Les effets du profilage racial dans le système de protection de la jeunesse sont multiples et souvent désastreux pour les enfants Noir·es et leurs familles. En effet, en observant les enfants signalés dans la région de Montréal entre 2004 et 2012, cette population était en moyenne presque quatre fois plus susceptible d'être signalée à la DPJ. De plus, ils sont plus souvent placés hors de leur milieu familial. Cette séparation, bien qu'elle soit souvent présentée comme une mesure temporaire, peut avoir des répercussions profondes et durables pour les enfants Noir·es, notamment en exacerbant les traumatismes liés à la rupture familiale. Des études ont montré que les enfants Noir·es pris en charge par la DPJ sont souvent placés dans des foyers ou des centres où ils se trouvent isolés de leur communauté et de leur culture. Cela peut exacerber leur sentiment de marginalisation et d'aliénation et les priver de connexions essentielles à leur communauté, à leurs traditions et à leur langue, nuisant à leur construction identitaire, leur estime de soi et leur bien-être.

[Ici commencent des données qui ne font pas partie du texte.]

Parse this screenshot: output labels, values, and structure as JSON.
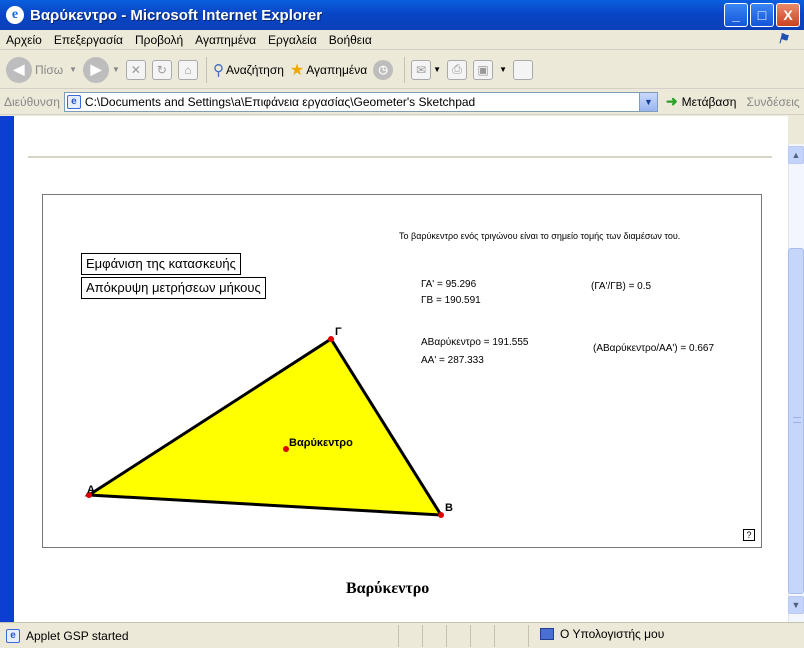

D'autre part, il s'avère que ces derniers sont le plus souvent signalés par les écoles et les services de police, tandis que les enfants blancs ont plus de chances d'être signalés par un membre de la famille ou de leur entourage. Ce constat met en lumière les mécanismes de surveillance différenciée appliqués aux enfants Noir·es, considérés comme plus à risque par les institutions publiques, et faisant l'objet d'une surveillance accrue. Ces institutions, investies d'une autorité étatique, tendent à exercer un contrôle social plus strict sur les communautés Noires, ce qui conduit à une surreprésentation des signalements d'enfants Noir·es par ces mêmes institutions. En revanche, les enfants blancs, bénéficiant souvent de plus de ressources et d'une perception moins négative au sein de la société, sont plus susceptibles d'être signalés par des membres de leur famille ou de leur entourage, ce qui reflète une approche moins institutionnalisée et moins coercitive.

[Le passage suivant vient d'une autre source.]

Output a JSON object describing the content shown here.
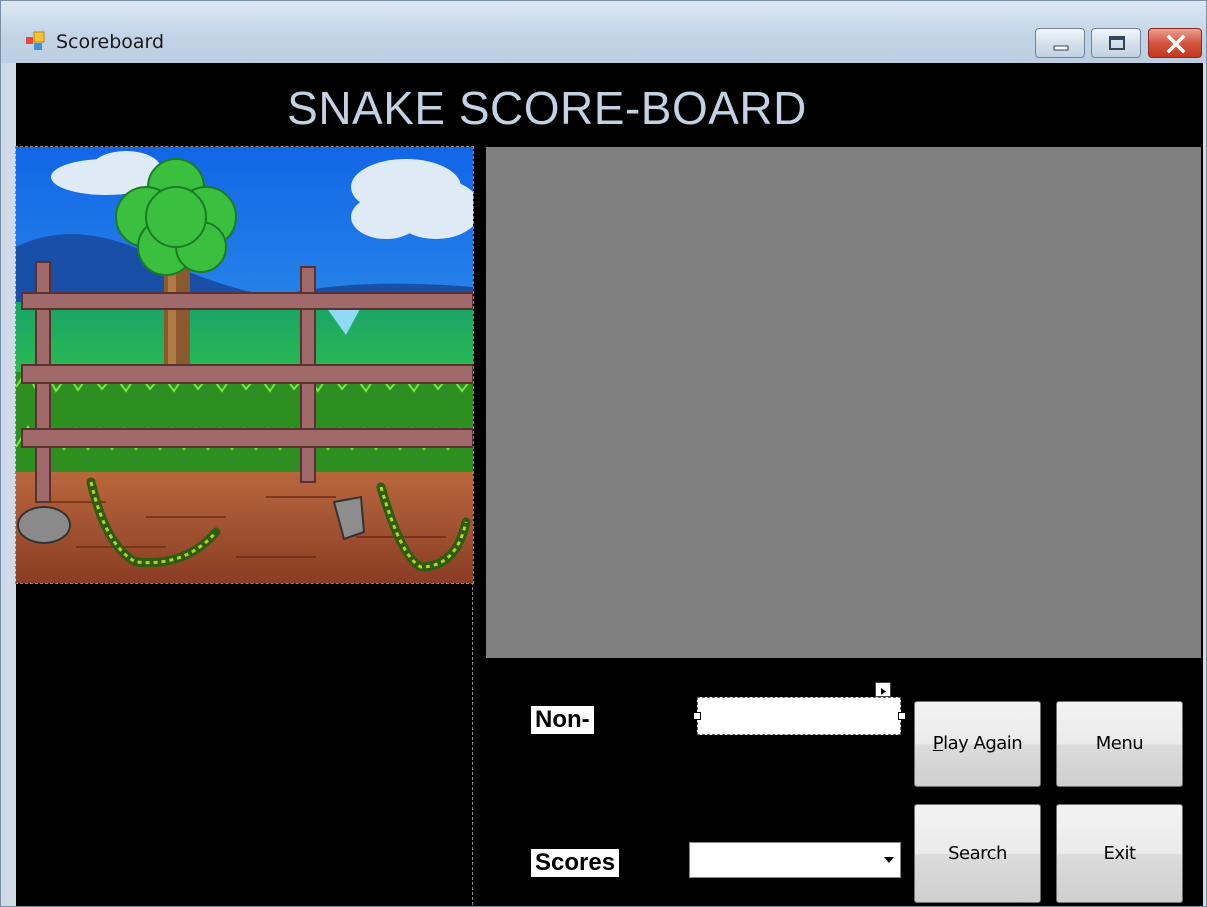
{
  "window": {
    "title": "Scoreboard",
    "minimize_icon": "minimize-icon",
    "maximize_icon": "maximize-icon",
    "close_icon": "close-icon"
  },
  "header": {
    "title": "SNAKE SCORE-BOARD"
  },
  "scene": {
    "icon": "snake-garden-illustration"
  },
  "form": {
    "name_label": "Non-",
    "name_value": "",
    "scores_label": "Scores",
    "scores_selected": ""
  },
  "buttons": {
    "play_again_first": "P",
    "play_again_rest": "lay Again",
    "menu": "Menu",
    "search": "Search",
    "exit": "Exit"
  },
  "colors": {
    "background": "#000000",
    "title_text": "#c3d1e0",
    "grid_area": "#808080"
  }
}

Vers une justice raciale dans la protection de la jeunesse

Il est clair qu'une réforme en profondeur du système de protection de la jeunesse est nécessaire. Premièrement, il est impératif de reconnaître et de nommer le racisme anti-Noir·es comme une dimension centrale du traitement différentiel des enfants Noir·es à la DPJ. Cette reconnaissance doit être accompagnée d'une formation obligatoire pour tous les acteurs de la protection de la jeunesse sur les préjugés implicites et les dynamiques raciales. Deuxièmement, il est crucial de mettre en place des mesures qui favorisent une meilleure représentation des professionnel·les s Noir·es au sein des équipes de la DPJ. Finalement, les interventions de la protection de la jeunesse doivent prioriser un renforcement des liens entre les familles Noires et leurs communautés. L'importance d'une approche culturellement appropriée ne peut être sous-estimée, en particulier dans les cas où des enfants Noir·es sont retirés de leur famille. Enfin, il est essentiel que les voix des familles Noires soient davantage entendues et intégrées dans les processus décisionnels de la DPJ. Cela inclut non seulement des consultations directes avec les familles concernées, mais aussi la création de mécanismes de surveillance indépendants pour examiner les cas de discrimination raciale dans le système.

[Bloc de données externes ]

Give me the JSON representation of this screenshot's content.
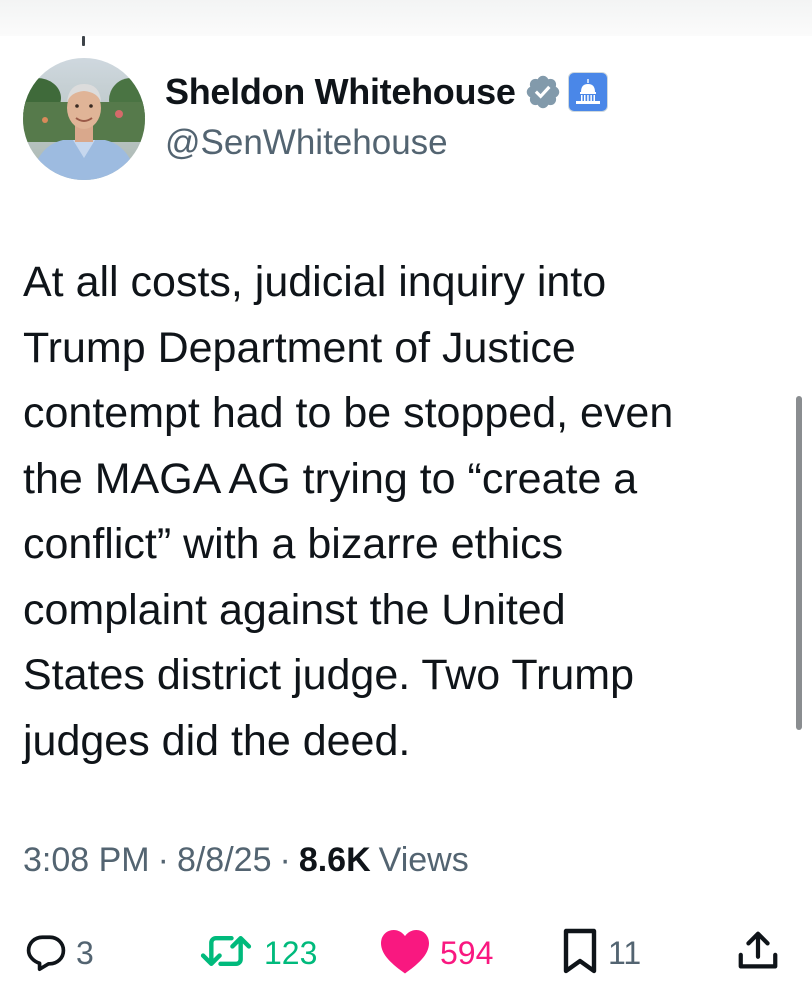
{
  "author": {
    "display_name": "Sheldon Whitehouse",
    "handle": "@SenWhitehouse",
    "verified_badge_icon": "verified-badge-icon",
    "affiliate_badge_icon": "capitol-icon",
    "verified_color": "#829aab",
    "affiliate_color": "#4a87e8"
  },
  "tweet": {
    "text": "At all costs, judicial inquiry into\nTrump Department of Justice\ncontempt had to be stopped, even\nthe MAGA AG trying to “create a\nconflict” with a bizarre ethics\ncomplaint against the United\nStates district judge. Two Trump\njudges did the deed."
  },
  "meta": {
    "time": "3:08 PM",
    "separator": "·",
    "date": "8/8/25",
    "views_count": "8.6K",
    "views_label": "Views"
  },
  "actions": {
    "reply": {
      "icon": "reply-icon",
      "count": "3"
    },
    "retweet": {
      "icon": "retweet-icon",
      "count": "123",
      "color": "#00ba7c"
    },
    "like": {
      "icon": "heart-icon",
      "count": "594",
      "color": "#f91880"
    },
    "bookmark": {
      "icon": "bookmark-icon",
      "count": "11"
    },
    "share": {
      "icon": "share-icon"
    }
  }
}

Les familles Noires ont trop longtemps été invisibilisées dans les discussions autour de la protection de la jeunesse. Il est temps de donner une voix à ces familles et de s'assurer que le système dans lequel elles évoluent soit véritablement un facteur de protection, et non pas un vecteur de répression.

Alexandra H. Borrelli est membre du Centre de recherche sur l'enfance et la famille de l'Université McGill. Alicia Boatswain-Kyte est professeure adjointe à l'École de travail social de l'Université McGill.